Host, here is my issue with your OP: question #4 of the 'six issues' post asked whether the function of taxes is to redistribute income. I answered no, the function of taxes is to raise money to enable the government to operate. Here is my reasoning:
1) Taxes have been around a very, very long time, since the very first governments, and it's only relatively recently that redistribution had anything to do with taxation. That's because (among other things) we are now rich enough as a society to worry about things like that. Redistribution is a luxury of rich societies. If everyone is poor there isn't much to redistribute. (Rich societies are dynamic societies, which means that the rich guy isn't just the son of the local lord of hte manor, who inherited his estate in a line from the original duke who was granted the land by William the Conqueror and didn't work a day in his life. The rich guy more likely than not is highly productive and creative, which is how he got rich.) When there wasn't much to redistribute there still were taxes. Why? Because the government had to run. And also because potentates had power and were greedy, and used taxes to enrich themselves. But even the benevolent ones taxed their populace. After all, someone has to pay for defense of the realm. So when you ask whether the purpose of taxation is redistribution, the answer has to be no.
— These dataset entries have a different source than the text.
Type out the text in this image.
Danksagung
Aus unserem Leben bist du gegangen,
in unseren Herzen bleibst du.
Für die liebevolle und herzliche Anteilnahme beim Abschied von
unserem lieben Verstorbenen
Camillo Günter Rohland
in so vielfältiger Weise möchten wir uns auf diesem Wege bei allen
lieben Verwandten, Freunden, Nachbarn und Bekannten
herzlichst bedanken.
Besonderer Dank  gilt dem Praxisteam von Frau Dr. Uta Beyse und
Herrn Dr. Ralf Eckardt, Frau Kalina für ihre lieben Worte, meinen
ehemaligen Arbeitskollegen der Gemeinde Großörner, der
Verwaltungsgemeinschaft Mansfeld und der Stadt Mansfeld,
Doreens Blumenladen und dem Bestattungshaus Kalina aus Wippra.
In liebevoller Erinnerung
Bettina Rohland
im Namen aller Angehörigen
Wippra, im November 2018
2) The premise of your OP is that wealth inequality and income inequality in and of themselves are bad things. My answer to that is, "it depends." In France in 1788 there was an indolent, lazy, landed aristocracy that spent its days idly and hadn't done a thing to earn its position. That sort of inequality is a bad thing. And that sort of inequality arises from closed economic systems of the sort that had existed for a few previous millenia. In a closed economic system there is little growth, which means that for all intents and purposes an extra penny in a rich man's pocket comes out of the poor man's pocket. That is the sort of economy that the bible had in mind when it adjured charity. The redistributionist impulse traces to Christian teachings, and is based on an economic formula that simply no longer exists in Western countries. This isn't a knock on charity but it is a knock on redistribution. Inequality in and of itself is not a problem, if the inequality came about honestly. Unless a person is a horrendously envious type (which is very very ugly), it does not hurt him one bit if someone else has more than he does.
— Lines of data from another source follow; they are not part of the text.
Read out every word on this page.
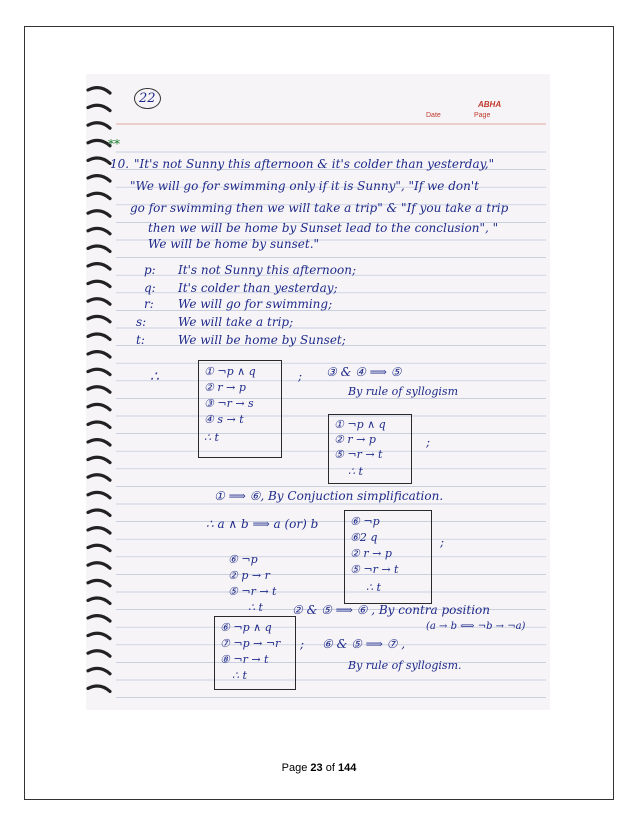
22	ABHA
Date	Page
**
10. "It's not Sunny this afternoon & it's colder than yesterday,"
"We will go for swimming only if it is Sunny", "If we don't
go for swimming then we will take a trip" & "If you take a trip
then we will be home by Sunset lead to the conclusion", "
We will be home by sunset."
p: It's not Sunny this afternoon;
q: It's colder than yesterday;
r: We will go for swimming;
s:	We will take a trip;
t:	We will be home by Sunset;
∴	① ¬p ∧ q
② r → p
③ ¬r → s
④ s → t
∴ t
; ③ & ④ ⟹ ⑤
By rule of syllogism
① ¬p ∧ q
② r → p
⑤ ¬r → t
∴ t
;
① ⟹ ⑥, By Conjuction simplification.
∴ a ∧ b ⟹ a (or) b	⑥ ¬p
⑥2 q
② r → p
⑤ ¬r → t
∴ t
;
⑥ ¬p
② p → r
⑤ ¬r → t
∴ t ② & ⑤ ⟹ ⑥ , By contra position
(a → b ⟺ ¬b → ¬a)
⑥ ¬p ∧ q
⑦ ¬p → ¬r
⑧ ¬r → t
∴ t
; ⑥ & ⑤ ⟹ ⑦ ,
By rule of syllogism.
Page 23 of 144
I'll go out on a limb here: by historical standards we have no poverty in America. None, zero, zip, nada. If you go back to 1600 and consider what poverty meant then, we have NOTHING like that. The biggest health problem for poor people in this country is obesity.
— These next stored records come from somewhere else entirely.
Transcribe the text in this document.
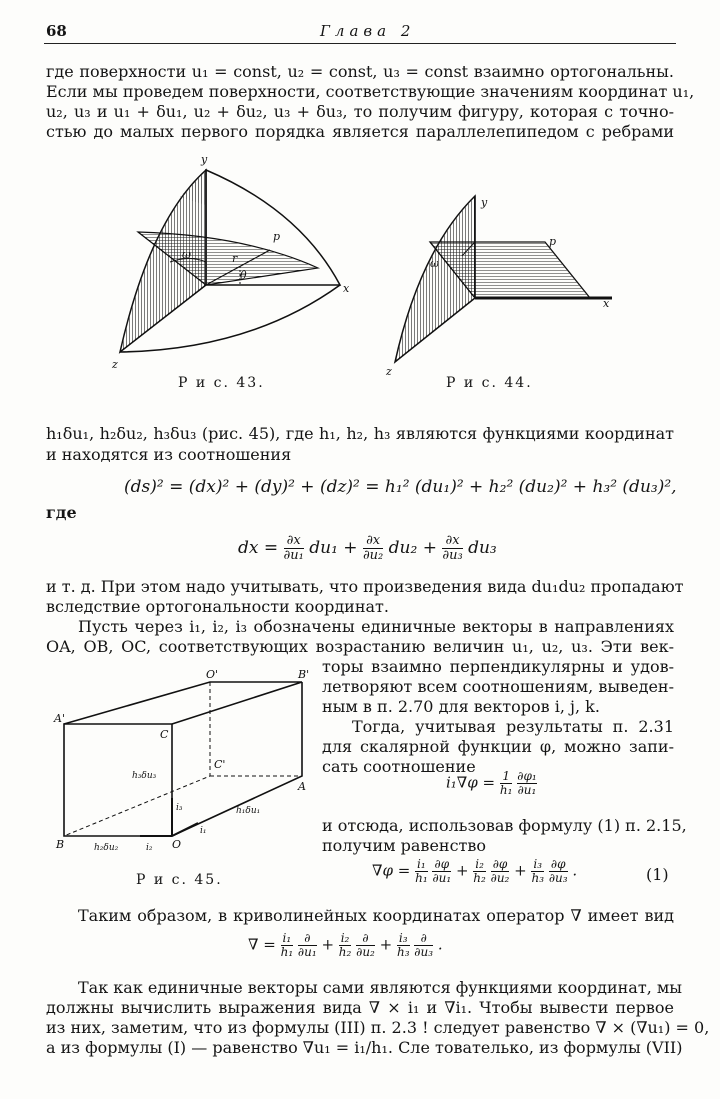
68	Глава 2
где поверхности u₁ = const, u₂ = const, u₃ = const взаимно ортогональны.
Если мы проведем поверхности, соответствующие значениям координат u₁,
u₂, u₃ и u₁ + δu₁, u₂ + δu₂, u₃ + δu₃, то получим фигуру, которая с точно-
стью до малых первого порядка является параллелепипедом с ребрами
y
x
z
p
ω	r
θ
y
x
z
p
ω
Р и с. 43.	Р и с. 44.
h₁δu₁, h₂δu₂, h₃δu₃ (рис. 45), где h₁, h₂, h₃ являются функциями координат
и находятся из соотношения
(ds)² = (dx)² + (dy)² + (dz)² = h₁² (du₁)² + h₂² (du₂)² + h₃² (du₃)²,
где
dx = $\frac{\partial x}{\text{∂u₁}} du_1 + \frac{\partial x}{\text{∂u₂}} du_2 + \frac{\partial x}{\text{∂u₃}} du_3$
и т. д. При этом надо учитывать, что произведения вида du₁du₂ пропадают
вследствие ортогональности координат.
Пусть через i₁, i₂, i₃ обозначены единичные векторы в направлениях
OA, OB, OC, соответствующих возрастанию величин u₁, u₂, u₃. Эти век-
торы взаимно перпендикулярны и удов-
летворяют всем соотношениям, выведен-
ным в п. 2.70 для векторов i, j, k.
Тогда, учитывая результаты п. 2.31
для скалярной функции φ, можно запи-
сать соотношение
$i_1\nabla\varphi = \frac{1}{\text{h₁}}$
$\frac{\text{∂φ₁}}{\text{∂u₁}}$
и отсюда, использовав формулу (1) п. 2.15,
получим равенство
A'
O'	B'
C
C'
A
B	O
h₃δu₃
h₁δu₁
h₂δu₂
i₁
i₂
i₃
Р и с. 45.
$\nabla\varphi = \frac{\text{i₁}}{\text{h₁}}$
$\frac{\partial\varphi}{\text{∂u₁}} + \frac{\text{i₂}}{\text{h₂}}$
$\frac{\partial\varphi}{\text{∂u₂}} + \frac{\text{i₃}}{\text{h₃}}$
$\frac{\partial\varphi}{\text{∂u₃}}$ .	(1)
Таким образом, в криволинейных координатах оператор ∇ имеет вид
∇ = $\frac{\text{i₁}}{\text{h₁}}$
∂
$\partial u_1 + \frac{\text{i₂}}{\text{h₂}}$
∂
$\partial u_2 + \frac{\text{i₃}}{\text{h₃}}$
∂
∂u₃ .
Так как единичные векторы сами являются функциями координат, мы
должны вычислить выражения вида ∇ × i₁ и ∇i₁. Чтобы вывести первое
из них, заметим, что из формулы (III) п. 2.3 ! следует равенство ∇ × (∇u₁) = 0,
а из формулы (I) — равенство ∇u₁ = i₁/h₁. Сле тователько, из формулы (VII)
The premise for your OP, that inequality by itself is bad, reminds me of the story about the two Russian peasants, Pavel and Ivan. They were equally poor and miserable for years, friends and neighbors. Then one day Pavel was walking past Ivan's hut and noticed that, instead of the one chicken Pavel always had, Pavel had TWO chickens in his yard. Ivan was struck by the injustice of it all. Why should Pavel have two chickens and he, Ivan, only have one? So every night he would pray that this horrendous injustice should be rectified. One evening when he was praying, he heard an angel speaking to him: "Ivan, your prayers have been heard. We will fix the injustice." Ivan looked up, overjoyed, and said "you mean you're really going to kill Pavel's chicken?"
That is what complaining about inequality is.